Louisiana’s current congressional map was drawn in direct response to a separate lawsuit, Robinson v. Landry. There, a federal court found that the state’s map passed in 2022, which included only one majority-Black district, likely violated Section 2 of the Voting Rights Act (VRA). The same Black voters and civic organizations who filed today with the Supreme Court are responsible for that landmark win, which has been sustained on appeal.
“In January, the Louisiana Legislature finally did what it should have done in 2022: pass a fair map that reflects the diversity of the great state of Louisiana,” said Stuart Naifeh, redistricting manager for the Legal Defense Fund. “It was wrong for the lower court to disrupt the state’s effort to do the right thing and throw the 2024 election into chaos. The Supreme Court set that right for this election cycle by allowing, and as our filing explains, federal law and the Constitution require that Louisiana maintain this new map until the next census.”
“This year, Black voters in Louisiana will have an opportunity to elect their candidates of choice for two congressional seats—the same should be true moving forward,” said Ashley Shelton, president/CEO of Power Coalition for Equity and Justice. “The law, and basic principles of fairness, point in this direction. Black voters have mobilized since the beginning of the redistricting process in Louisiana. We will continue to mobilize to the polls. And we will continue to fight for fair maps until these cases are complete.”
“There should be no question that Black voters deserve an opportunity to elect their preferred candidates in two congressional districts,” said Michael McClanahan, president of the NAACP Louisiana State Conference. “We fought for that reality this year and we will continue to fight to make sure it remains our reality in the future.”
In response to litigation filed by a group of voters calling themselves “non-African American,” a divided panel of three federal court judges in Callais v. Landry overturned Louisiana’s current congressional map as a racial gerrymander in violation of the U.S. Constitution.
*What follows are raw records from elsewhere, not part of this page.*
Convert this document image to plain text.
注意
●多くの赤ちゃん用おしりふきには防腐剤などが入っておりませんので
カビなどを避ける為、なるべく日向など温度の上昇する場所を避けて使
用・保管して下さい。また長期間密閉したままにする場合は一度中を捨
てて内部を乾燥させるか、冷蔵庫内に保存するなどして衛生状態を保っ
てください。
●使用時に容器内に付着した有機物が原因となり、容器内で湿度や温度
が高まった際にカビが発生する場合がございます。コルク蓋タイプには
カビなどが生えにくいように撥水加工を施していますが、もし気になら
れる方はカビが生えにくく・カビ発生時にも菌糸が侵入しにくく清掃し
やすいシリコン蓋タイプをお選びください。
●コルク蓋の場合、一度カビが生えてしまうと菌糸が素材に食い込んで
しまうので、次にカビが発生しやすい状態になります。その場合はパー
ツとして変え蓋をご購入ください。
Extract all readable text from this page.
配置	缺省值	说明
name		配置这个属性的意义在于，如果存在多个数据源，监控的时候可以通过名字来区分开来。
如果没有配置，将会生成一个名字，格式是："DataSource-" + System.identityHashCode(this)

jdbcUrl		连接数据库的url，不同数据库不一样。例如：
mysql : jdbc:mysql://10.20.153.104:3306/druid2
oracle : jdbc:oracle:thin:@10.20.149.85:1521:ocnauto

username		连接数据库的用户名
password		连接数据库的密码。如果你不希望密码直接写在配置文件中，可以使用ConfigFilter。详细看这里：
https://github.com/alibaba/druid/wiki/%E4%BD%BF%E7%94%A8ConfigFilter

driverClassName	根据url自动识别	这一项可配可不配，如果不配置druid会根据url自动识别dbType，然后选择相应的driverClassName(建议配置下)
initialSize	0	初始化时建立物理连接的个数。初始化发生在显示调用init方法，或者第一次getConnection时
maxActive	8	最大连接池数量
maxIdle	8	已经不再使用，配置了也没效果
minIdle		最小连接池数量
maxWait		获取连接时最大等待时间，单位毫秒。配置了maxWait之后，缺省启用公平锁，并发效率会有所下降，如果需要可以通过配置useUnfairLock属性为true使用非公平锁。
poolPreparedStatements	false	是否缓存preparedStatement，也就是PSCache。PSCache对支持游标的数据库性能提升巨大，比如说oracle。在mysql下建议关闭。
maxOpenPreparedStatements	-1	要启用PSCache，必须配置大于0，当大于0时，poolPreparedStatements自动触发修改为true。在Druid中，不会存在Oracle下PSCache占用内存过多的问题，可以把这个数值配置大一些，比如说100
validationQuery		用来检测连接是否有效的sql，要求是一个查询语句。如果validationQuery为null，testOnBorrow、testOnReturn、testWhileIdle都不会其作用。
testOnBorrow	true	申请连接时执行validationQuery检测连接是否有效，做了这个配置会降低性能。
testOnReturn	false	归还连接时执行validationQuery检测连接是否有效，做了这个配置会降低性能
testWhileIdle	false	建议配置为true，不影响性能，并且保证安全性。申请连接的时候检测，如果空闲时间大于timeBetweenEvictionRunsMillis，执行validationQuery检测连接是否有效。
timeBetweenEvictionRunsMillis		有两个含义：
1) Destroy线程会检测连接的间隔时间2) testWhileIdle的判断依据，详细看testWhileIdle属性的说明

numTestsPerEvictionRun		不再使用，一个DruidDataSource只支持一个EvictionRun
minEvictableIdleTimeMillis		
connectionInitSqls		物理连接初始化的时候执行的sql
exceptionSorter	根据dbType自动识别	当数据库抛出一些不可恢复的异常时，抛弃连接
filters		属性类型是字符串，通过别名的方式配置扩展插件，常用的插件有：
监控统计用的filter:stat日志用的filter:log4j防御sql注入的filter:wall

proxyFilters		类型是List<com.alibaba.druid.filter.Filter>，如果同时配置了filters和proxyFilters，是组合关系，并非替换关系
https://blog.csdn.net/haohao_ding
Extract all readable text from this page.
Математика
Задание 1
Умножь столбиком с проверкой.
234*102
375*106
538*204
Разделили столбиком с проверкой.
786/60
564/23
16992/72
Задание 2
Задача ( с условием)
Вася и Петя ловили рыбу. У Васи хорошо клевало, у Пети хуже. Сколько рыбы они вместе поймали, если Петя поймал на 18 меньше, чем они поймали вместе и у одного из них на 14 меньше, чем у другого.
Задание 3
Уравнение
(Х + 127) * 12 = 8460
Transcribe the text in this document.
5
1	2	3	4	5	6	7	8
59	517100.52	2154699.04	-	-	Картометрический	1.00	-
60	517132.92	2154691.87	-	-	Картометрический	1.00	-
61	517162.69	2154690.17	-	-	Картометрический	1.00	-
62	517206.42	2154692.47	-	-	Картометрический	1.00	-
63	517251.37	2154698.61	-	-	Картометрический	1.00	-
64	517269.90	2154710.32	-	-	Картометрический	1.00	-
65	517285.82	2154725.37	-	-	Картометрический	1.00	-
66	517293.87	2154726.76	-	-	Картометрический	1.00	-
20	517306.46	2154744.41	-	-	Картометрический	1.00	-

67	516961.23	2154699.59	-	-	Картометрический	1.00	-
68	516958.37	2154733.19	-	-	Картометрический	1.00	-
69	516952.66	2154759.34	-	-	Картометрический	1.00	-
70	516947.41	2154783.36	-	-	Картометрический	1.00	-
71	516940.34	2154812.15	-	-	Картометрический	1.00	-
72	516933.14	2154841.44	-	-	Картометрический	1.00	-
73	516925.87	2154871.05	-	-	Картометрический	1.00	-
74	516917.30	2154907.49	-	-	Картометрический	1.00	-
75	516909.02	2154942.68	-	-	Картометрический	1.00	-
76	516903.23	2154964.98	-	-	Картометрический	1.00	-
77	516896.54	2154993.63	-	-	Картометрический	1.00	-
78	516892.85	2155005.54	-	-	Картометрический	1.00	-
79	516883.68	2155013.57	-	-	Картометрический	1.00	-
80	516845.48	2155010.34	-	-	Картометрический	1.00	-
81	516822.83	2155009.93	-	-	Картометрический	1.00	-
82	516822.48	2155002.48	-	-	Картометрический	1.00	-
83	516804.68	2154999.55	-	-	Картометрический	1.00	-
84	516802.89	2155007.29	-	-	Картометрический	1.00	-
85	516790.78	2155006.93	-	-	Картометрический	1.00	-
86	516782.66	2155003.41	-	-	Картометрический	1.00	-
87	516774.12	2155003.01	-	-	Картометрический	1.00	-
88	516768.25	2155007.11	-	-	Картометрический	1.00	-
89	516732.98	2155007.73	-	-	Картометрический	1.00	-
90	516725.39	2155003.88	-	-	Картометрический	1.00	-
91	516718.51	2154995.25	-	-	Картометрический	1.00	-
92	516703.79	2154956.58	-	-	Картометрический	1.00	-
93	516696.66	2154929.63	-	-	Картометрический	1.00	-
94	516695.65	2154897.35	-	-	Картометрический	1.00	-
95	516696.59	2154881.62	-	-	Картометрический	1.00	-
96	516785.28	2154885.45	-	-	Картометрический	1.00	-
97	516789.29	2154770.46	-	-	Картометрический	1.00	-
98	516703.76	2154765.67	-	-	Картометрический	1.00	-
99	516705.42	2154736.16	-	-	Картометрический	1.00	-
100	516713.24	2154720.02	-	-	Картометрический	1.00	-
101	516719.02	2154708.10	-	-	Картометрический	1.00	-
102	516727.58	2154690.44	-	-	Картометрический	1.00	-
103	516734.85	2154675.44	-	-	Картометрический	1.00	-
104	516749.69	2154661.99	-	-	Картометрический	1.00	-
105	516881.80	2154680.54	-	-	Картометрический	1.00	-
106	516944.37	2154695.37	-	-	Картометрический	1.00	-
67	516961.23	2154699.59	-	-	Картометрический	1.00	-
The majority held that legislators improperly prioritized race, and that the map was not tailored to comply with the VRA—despite the separate courts’ rulings that the VRA required a map with two majority-Black districts. The Callais decision puts in tension decades of precedent balancing the requirements of the U.S. Constitution and VRA.
While the Supreme Court temporarily put the district court panel’s decision on hold pending the November elections, today’s filing asks the court to take up the case and decide the merits of the appeal.
“Black voters in Louisiana have equitable representation in Congress for the upcoming election, and that should not change,” said Nora Ahmed, ACLU of Louisiana legal director. “The legislature has complied with the Voting Rights Act in passing a fair congressional map. We look forward to a swift reversal of the decision that found the map constituted an unlawful racial gerrymander.”
“We continue to fight for the fundamental rights of Black Louisianians, whose voting power has been severely diluted,” said Sarah Brannon, deputy director of the ACLU’s Voting Rights Project. “We’re asking the Supreme Court to summarily reverse the earlier misguided decision from a divided three-judge federal court panel.”
“We continue to fight until the voters of Louisiana get the map that they deserve.” said Alora Thomas, senior counsel, Harvard Election Law Clinic,” said Alora Thomas, senior counsel, Harvard Election Law Clinic.
The Robinson litigants are civil rights organizations, including the NAACP Louisiana State Conference and Power Coalition for Equity and Justice, as well as nine individual Black voters: Dr. Press Robinson, Edgar Cage, Dr. Dorothy Nairne, Bishop Edwin René Soulé, Dr. Alice Washington, Reverend Clee Earnest Lowe, Commissioner Davante Lewis, Martha Davis, and Ambrose Sims. They are represented by the Legal Defense Fund, American Civil Liberties Union, ACLU of Louisiana, Harvard Election Law Clinic, Louisiana Justice Institute, Louisiana attorney John Adcock, and Paul, Weiss, Rifkind, Wharton & Garrison LLP.